We need an index.html file.

<html>
    <head>
        <title>Angular 2 QuickStart</title>

        <script src="node_modules/angular2/bundles/angular2-polyfills.js"></script>
        <script src="node_modules/systemjs/dist/system.src.js"></script>
        <script src="node_modules/rxjs/bundles/Rx.js"></script>
        <script src="node_modules/angular2/bundles/angular2.dev.js"></script>

        <script>
            System.config({
                packages: {
                    app: {
                        format: 'register',
                        defaultExtension: 'js'
                    }
                }
            });
            System.import('app/boot')
            .then(null, console.error.bind(console));
        </script>
    </head>

    <body>
        <my-app>Loading...</my-app>
    </body>
</html>

Finally, let’s add a dummy C# file so VS has something to try to build. Otherwise, the build issue won’t trigger.

using System;
using System.Collections.Generic;
using System.Linq;
using System.Web;

namespace NG2QuickStartVS
{
    public class DumbModel
    {
        public int ID { get; set; }
    }
}

Now we’ve got a project that looks right, but won’t build.

Getting it to work


After a few hours of Googling, I was able to piece together some of the issues:

  1. Angular 2 isn’t using a .d.ts file for typings and has instead elected to use the node form of module resolution. The tsconfig.json laid out in the tutorial specifies this, but VS isn’t respecting it.
  2. VS2015 has support for tsconfig.json files, but only in ASP.NET vNext projects. In 4.x projects, the .csproj file takes precedence. This is why the module resolution and and experimental decorator features aren’t working.

So how do we get this working? The Typescript Build page in the project properties doesn’t have any options for these two settings. The trick lies in the black arts of MSBuild. Here’s what you need to do:

  1. Right click your project in the solution explorer and select Unload Project.
  2. Edit the .csproj file.
  3. Add the following lines towards the bottom of the file in the with all the TypeScript tags (you may need to make a change to the TypeScript settings in the Project Properties and then save to get these to show):

    <TypeScriptExperimentalDecorators>true</TypeScriptExperimentalDecorators>
    <TypeScriptModuleResolution>NodeJs</TypeScriptModuleResolution>
    
  4. Save and reload the project.

Hooray the red squigglies are gone!

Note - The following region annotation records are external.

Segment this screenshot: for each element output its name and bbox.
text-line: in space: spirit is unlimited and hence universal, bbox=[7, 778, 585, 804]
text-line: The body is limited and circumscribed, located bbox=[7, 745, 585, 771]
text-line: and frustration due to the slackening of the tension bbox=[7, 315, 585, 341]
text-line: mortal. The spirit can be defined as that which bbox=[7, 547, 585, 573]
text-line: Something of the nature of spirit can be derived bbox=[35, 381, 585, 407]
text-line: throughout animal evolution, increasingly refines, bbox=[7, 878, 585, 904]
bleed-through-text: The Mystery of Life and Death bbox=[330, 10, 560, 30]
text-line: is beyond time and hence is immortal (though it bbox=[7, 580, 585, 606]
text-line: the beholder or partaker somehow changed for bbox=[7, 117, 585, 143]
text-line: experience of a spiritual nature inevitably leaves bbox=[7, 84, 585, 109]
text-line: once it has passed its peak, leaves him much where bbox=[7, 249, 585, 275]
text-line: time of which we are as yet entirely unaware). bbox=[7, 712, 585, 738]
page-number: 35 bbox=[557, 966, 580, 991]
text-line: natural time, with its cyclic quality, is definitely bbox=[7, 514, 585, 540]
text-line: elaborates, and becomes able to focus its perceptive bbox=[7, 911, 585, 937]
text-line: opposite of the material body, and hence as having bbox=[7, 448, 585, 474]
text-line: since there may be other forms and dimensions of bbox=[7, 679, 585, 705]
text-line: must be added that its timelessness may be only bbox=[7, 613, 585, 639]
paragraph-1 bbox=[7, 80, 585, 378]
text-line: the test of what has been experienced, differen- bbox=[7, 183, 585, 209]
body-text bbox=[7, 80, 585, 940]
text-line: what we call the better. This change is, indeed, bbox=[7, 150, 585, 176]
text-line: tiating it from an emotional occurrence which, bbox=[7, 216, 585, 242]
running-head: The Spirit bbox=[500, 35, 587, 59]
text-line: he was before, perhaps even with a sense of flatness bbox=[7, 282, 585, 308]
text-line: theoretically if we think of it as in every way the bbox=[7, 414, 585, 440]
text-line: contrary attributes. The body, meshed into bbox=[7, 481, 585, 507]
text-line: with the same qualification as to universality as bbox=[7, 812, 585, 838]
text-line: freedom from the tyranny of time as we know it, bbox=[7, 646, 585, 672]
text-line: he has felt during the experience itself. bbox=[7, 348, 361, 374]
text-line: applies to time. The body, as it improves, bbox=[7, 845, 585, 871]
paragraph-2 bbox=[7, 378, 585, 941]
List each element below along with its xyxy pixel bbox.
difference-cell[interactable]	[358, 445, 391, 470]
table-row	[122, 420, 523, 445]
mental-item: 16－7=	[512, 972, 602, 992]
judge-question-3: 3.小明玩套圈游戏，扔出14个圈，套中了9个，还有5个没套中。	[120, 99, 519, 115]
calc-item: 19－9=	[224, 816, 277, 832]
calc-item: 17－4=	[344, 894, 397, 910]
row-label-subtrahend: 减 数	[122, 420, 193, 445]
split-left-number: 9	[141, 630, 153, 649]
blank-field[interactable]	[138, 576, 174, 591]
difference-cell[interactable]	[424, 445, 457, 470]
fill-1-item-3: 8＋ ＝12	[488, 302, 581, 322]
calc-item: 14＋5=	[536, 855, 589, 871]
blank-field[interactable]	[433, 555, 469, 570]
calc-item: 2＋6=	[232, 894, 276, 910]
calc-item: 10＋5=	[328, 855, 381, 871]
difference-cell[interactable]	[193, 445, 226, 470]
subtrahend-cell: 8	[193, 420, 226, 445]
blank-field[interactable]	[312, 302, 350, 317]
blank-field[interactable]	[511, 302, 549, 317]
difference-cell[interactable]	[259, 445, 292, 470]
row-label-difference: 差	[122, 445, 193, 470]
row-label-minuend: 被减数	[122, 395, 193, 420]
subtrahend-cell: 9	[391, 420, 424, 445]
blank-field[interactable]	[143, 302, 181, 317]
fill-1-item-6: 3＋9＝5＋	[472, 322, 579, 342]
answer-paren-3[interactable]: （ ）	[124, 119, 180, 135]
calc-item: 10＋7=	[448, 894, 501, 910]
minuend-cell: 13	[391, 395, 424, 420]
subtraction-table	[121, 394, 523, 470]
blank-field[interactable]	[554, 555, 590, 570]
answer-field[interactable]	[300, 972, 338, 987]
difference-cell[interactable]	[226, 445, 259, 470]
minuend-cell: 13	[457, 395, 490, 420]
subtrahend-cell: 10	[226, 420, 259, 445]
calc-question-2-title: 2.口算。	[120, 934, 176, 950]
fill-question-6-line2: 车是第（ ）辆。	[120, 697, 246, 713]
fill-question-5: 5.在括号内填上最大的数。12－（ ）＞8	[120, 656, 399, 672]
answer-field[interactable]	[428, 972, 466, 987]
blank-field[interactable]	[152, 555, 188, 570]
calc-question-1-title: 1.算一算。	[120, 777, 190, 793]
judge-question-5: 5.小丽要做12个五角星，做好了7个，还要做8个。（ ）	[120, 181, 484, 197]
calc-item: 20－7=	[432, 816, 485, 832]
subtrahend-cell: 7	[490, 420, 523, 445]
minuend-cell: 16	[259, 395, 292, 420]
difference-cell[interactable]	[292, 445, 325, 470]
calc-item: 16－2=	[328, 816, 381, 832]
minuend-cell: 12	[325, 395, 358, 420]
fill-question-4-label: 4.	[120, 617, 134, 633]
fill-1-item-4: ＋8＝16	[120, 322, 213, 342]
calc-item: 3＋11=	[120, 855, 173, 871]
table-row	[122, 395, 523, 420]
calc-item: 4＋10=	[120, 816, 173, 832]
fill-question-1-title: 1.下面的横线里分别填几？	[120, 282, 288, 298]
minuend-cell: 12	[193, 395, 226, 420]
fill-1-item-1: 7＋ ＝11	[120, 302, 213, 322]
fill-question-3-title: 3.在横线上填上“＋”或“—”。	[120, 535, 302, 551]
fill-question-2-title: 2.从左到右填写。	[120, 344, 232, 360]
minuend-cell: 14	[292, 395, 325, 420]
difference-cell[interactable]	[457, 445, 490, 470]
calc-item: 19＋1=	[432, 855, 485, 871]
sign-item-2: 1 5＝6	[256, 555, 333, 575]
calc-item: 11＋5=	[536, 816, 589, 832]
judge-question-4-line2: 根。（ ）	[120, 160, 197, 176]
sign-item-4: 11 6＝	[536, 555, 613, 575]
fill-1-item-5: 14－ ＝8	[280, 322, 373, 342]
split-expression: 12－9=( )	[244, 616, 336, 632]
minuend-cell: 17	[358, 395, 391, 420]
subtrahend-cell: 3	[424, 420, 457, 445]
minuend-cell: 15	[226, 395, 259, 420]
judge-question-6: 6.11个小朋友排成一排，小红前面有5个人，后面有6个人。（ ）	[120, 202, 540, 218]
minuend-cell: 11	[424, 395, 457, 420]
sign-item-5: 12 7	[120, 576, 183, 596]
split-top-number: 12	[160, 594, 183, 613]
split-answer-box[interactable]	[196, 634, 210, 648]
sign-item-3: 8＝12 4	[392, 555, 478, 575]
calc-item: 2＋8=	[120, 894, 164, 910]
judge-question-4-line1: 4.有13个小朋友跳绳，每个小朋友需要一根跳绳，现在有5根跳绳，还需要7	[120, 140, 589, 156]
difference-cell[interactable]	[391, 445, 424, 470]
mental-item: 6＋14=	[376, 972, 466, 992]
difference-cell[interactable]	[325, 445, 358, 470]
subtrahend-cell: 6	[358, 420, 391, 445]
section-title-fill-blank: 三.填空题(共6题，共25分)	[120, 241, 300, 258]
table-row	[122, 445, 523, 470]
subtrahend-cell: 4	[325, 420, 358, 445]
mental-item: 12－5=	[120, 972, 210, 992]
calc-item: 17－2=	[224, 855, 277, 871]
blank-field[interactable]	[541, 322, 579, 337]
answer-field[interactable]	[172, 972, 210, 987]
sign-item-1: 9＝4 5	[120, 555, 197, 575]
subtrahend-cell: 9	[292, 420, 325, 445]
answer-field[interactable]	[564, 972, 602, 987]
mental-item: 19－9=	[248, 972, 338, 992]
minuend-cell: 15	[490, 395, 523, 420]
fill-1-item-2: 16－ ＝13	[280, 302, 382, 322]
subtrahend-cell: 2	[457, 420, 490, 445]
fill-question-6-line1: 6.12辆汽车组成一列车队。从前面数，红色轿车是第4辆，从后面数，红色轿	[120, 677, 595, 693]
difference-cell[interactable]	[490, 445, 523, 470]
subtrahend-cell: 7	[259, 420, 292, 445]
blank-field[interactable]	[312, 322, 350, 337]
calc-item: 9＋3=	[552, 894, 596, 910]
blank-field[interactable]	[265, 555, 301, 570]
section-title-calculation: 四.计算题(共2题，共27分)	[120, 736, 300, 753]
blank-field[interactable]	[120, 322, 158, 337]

All is well! Let’s build the project and see the fruits of our labor.

--moduleResolution? WTF?

WTF?!?! We specified that we wanted node format module resolution. Why isn’t this working? Well, it appears that VS is trying to pass the compiler the literal value we put in the .csproj file of NodeJs and not the node that it should be. Thus the compiler error. The only way I’ve seen to get around this is to put the following line in the first of the .csproj file, thereby turning off TypeScript compilation within the IDE:

<TypeScriptCompileBlocked>true</TypeScriptCompileBlocked>

This means you’ll need to have some sort of external build process for your front-end code, but why wouldn’t you? With tools like Gulp, Grunt, Webpack, etc., you should be using an external build tool.

Go ahead and build now and all should be well.

Wrap Up


Hopefully this should help you get started working with Angular 2 in Visual Studio 2015. The changes that have been made to the framework are exciting, and I can’t wait to put it to use at work. If you have any better solutions than what I have outlined in this post, please let me know in the comments. This all came about through my own trial and error, so I could very well be missing out on a much better way to do this.

I hope to do another post soon showing using Angular 2 with a simple WebAPI backend, and using Webpack as a build tool. Until then, happy coding!